You’d be hard pressed to find two more polar pieces about arts scribing that these: Jeff Chang and Simon Reyolds co-interview at Beatirce and a Boston Globe article on Ain’t It Cool News. While it’s easy to praise the former and damn the subject of the later, in this turmoil-filled media environment, it would be a mistake to totally dismiss AICN.

In the Chang/Reynolds article, two of the most thoughtful dance music writers… scratch that and let’s just say two of the most thoughtful music journalists period talk up their new books and each other’s work but also try to delve deeper into their subjects (Chang on rap history, Reynolds on post-punk music). They find a lot of common ground and areas that still need exploring. Though it’s two pages long, you sense that if they were in the same room, the conversation could go on for hours and a lot of worthwhile ideas would come up.

Encouraging as it is to see that there’s sharp minds like their in the music scribe business, you can’t help but notice where their primary work lies. While both of them have and continue to do freelance work for numerous publications, the bulk of their memorable writing is now found in two formats that allow them to think and expand on ideas: books and blogs. Unlike print periodicals where space is getting squeezed more and more for column, reviews, etc., writers like Chang and Reynolds find more freedom to expound on their thoughts, philosophy and grand ideas elsewhere.

Even though the Boston Globe article dismisses AICN (as most self-respecting writers do), it misses an important point about the writing there. Harry Knowles has built AICN into a journalistic phenom.
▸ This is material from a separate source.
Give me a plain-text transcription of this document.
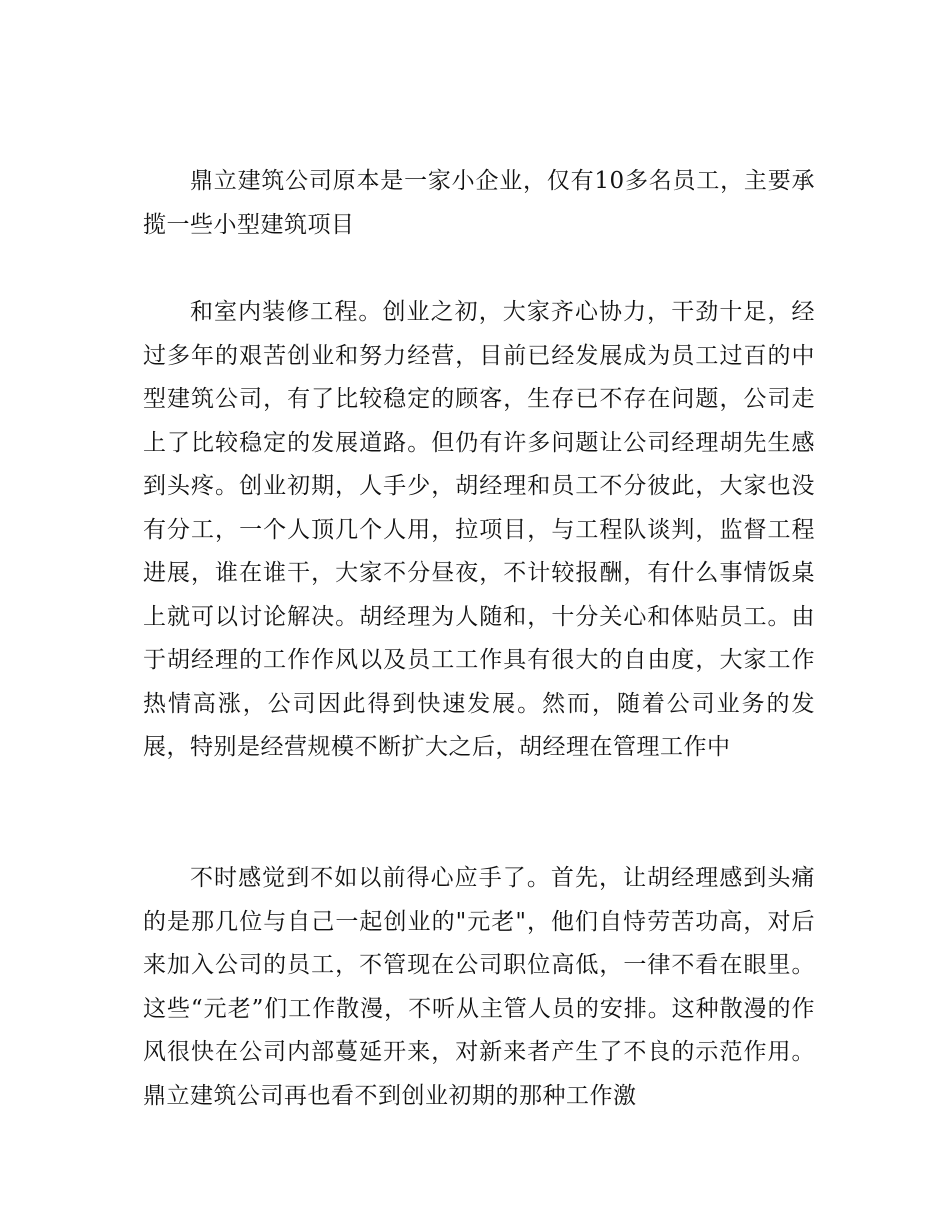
鼎立建筑公司原本是一家小企业，仅有10多名员工，主要承揽一些小型建筑项目

和室内装修工程。创业之初，大家齐心协力，干劲十足，经过多年的艰苦创业和努力经营，目前已经发展成为员工过百的中型建筑公司，有了比较稳定的顾客，生存已不存在问题，公司走上了比较稳定的发展道路。但仍有许多问题让公司经理胡先生感到头疼。创业初期，人手少，胡经理和员工不分彼此，大家也没有分工，一个人顶几个人用，拉项目，与工程队谈判，监督工程进展，谁在谁干，大家不分昼夜，不计较报酬，有什么事情饭桌上就可以讨论解决。胡经理为人随和，十分关心和体贴员工。由于胡经理的工作作风以及员工工作具有很大的自由度，大家工作热情高涨，公司因此得到快速发展。然而，随着公司业务的发展，特别是经营规模不断扩大之后，胡经理在管理工作中

不时感觉到不如以前得心应手了。首先，让胡经理感到头痛的是那几位与自己一起创业的"元老"，他们自恃劳苦功高，对后来加入公司的员工，不管现在公司职位高低，一律不看在眼里。这些“元老”们工作散漫，不听从主管人员的安排。这种散漫的作风很快在公司内部蔓延开来，对新来者产生了不良的示范作用。鼎立建筑公司再也看不到创业初期的那种工作激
Don’t believe it? Just look at almost any big-budget ad nowadays and you’ll see a quote of his there. His own reviews get ink because they’re geared towards being quotable (as a former Pitchfork reviews editor said about that publication). Being thoughtful or inquisitive isn’t the guy’s M.O. but because he’s found a lively, punchy style that one-up’s any Maxim brand, he’s also found not only a large public audience on the Net but also a Hollywood audience of ad-execs who scour his reviews for tidbits to use, thus adding more clout to his brand name.

The fact of the matter is that with word counts shrinking more and more as well as Maxim pubs becoming more and more of a template of what the vaunted and much courted under 25 demographic wants, writing like AICN seems to be ideal for the critic marketplace nowadays, much more so than the work of Reynolds or Chang. That’s no reflection on the quality of the later (as if they needed defending) or that Knowles work is necessarily better- AICN is just better suited to the demands of the media biz nowadays. Expect to see a lot more of it. Some of the imitators will make Knowles look like Greil Marcus but I suspect that there’ll be others who also mess around with the style enough to make it more engaging.

For those of us who want a little meatier and smarter fare nowadays, thank God there’s the blogs and the occasion book to feed our appetite… Funny and curious that the same Net-space that launched AICN is the same place where writers like Reynolds and Chang can find refuge for their thoughts also.